There are opposing views in the poker world.
Nathan “BlackRain” Williams is a poker coach who thinks you should always go for the win unless you’re playing for life-changing money.
He tweeted recently saying, “Don’t accept a deal at the final table of a tournament unless you are literally playing for life changing money. You’re the best player at the table right? Prove it by winning the tournament outright.”
This isn’t just chest-thumping stuff. There’s a school of thought that doing deals gives your opponents a psychological edge they can potentially exploit. You’re exposing a weakness by not wanting to play for the win.
Chop? Do what is best for your poker bankroll
Faraz Jaka doesn’t subscribe to this school of thought. He responded to the tweet by saying, “Disagree with his take. Here’s how I’d approach whether or not to take a deal at a final table.
“Let’s say you’re heads-up playing for $280k more & even chips. Ask yourself: With my current bankroll including today’s payday so far, would I play this person heads-up for $140k each?”
PokerOrg’s Sarah Herring caught up with Jaka recently and continued the conversation.
“When I was younger in my career I would never chop,” Jaka said. “I was very proud of it and I definitely felt like it maybe gave me a psychological advantage over my opponents.
“But, first of all no one’s really keeping track of who chops and who doesn’t chop.
“And how often do you end up at a final table against someone who knows that you chop? It’s so rare that I wouldn’t base it on that.”
“You could also be the player who never brings up the idea of chopping while still being open to a chop, so that means you can keep that psychological dominance.

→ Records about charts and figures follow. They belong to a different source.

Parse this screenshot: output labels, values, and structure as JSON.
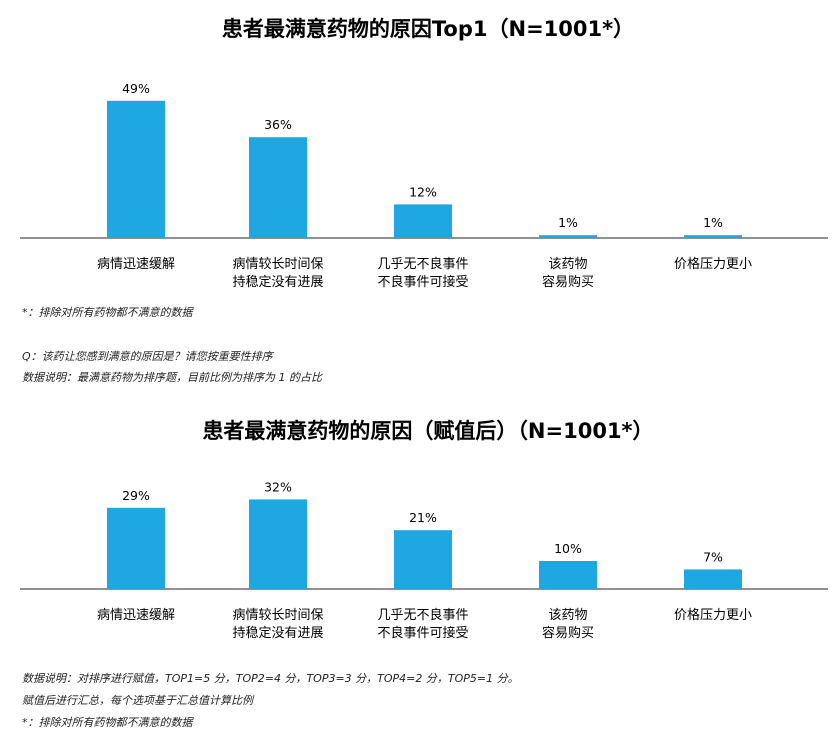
{
  "bar_color": "#1ea7e1",
  "chart_data": [
    {
      "type": "bar",
      "title": "患者最满意药物的原因Top1（N=1001*）",
      "categories": [
        [
          "病情迅速缓解"
        ],
        [
          "病情较长时间保",
          "持稳定没有进展"
        ],
        [
          "几乎无不良事件",
          "不良事件可接受"
        ],
        [
          "该药物",
          "容易购买"
        ],
        [
          "价格压力更小"
        ]
      ],
      "values": [
        49,
        36,
        12,
        1,
        1
      ],
      "value_labels": [
        "49%",
        "36%",
        "12%",
        "1%",
        "1%"
      ],
      "unit": "%",
      "ylim": [
        0,
        50
      ],
      "grid": false,
      "notes": [
        "*：排除对所有药物都不满意的数据",
        "Q：该药让您感到满意的原因是？请您按重要性排序",
        "数据说明：最满意药物为排序题，目前比例为排序为 1 的占比"
      ]
    },
    {
      "type": "bar",
      "title": "患者最满意药物的原因（赋值后）（N=1001*）",
      "categories": [
        [
          "病情迅速缓解"
        ],
        [
          "病情较长时间保",
          "持稳定没有进展"
        ],
        [
          "几乎无不良事件",
          "不良事件可接受"
        ],
        [
          "该药物",
          "容易购买"
        ],
        [
          "价格压力更小"
        ]
      ],
      "values": [
        29,
        32,
        21,
        10,
        7
      ],
      "value_labels": [
        "29%",
        "32%",
        "21%",
        "10%",
        "7%"
      ],
      "unit": "%",
      "ylim": [
        0,
        50
      ],
      "grid": false,
      "notes": [
        "数据说明：对排序进行赋值，TOP1=5 分，TOP2=4 分，TOP3=3 分，TOP4=2 分，TOP5=1 分。",
        "赋值后进行汇总，每个选项基于汇总值计算比例",
        "*：排除对所有药物都不满意的数据"
      ]
    }
  ]
}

“Here’s the thing, though. You’re playing for millions of dollars, or for hundreds of thousands of dollars. Being able to realise your equity in those spots gives you a bankroll boost, allows you to play bigger, allows you to have more comfort.
“The majority of poker players who don’t survive in this profession is due to bankroll management and not being able to take the swings.
“No one is not making it in this game because they have a reputation for chopping and getting run over [because of this] at the few final tables they make per year.”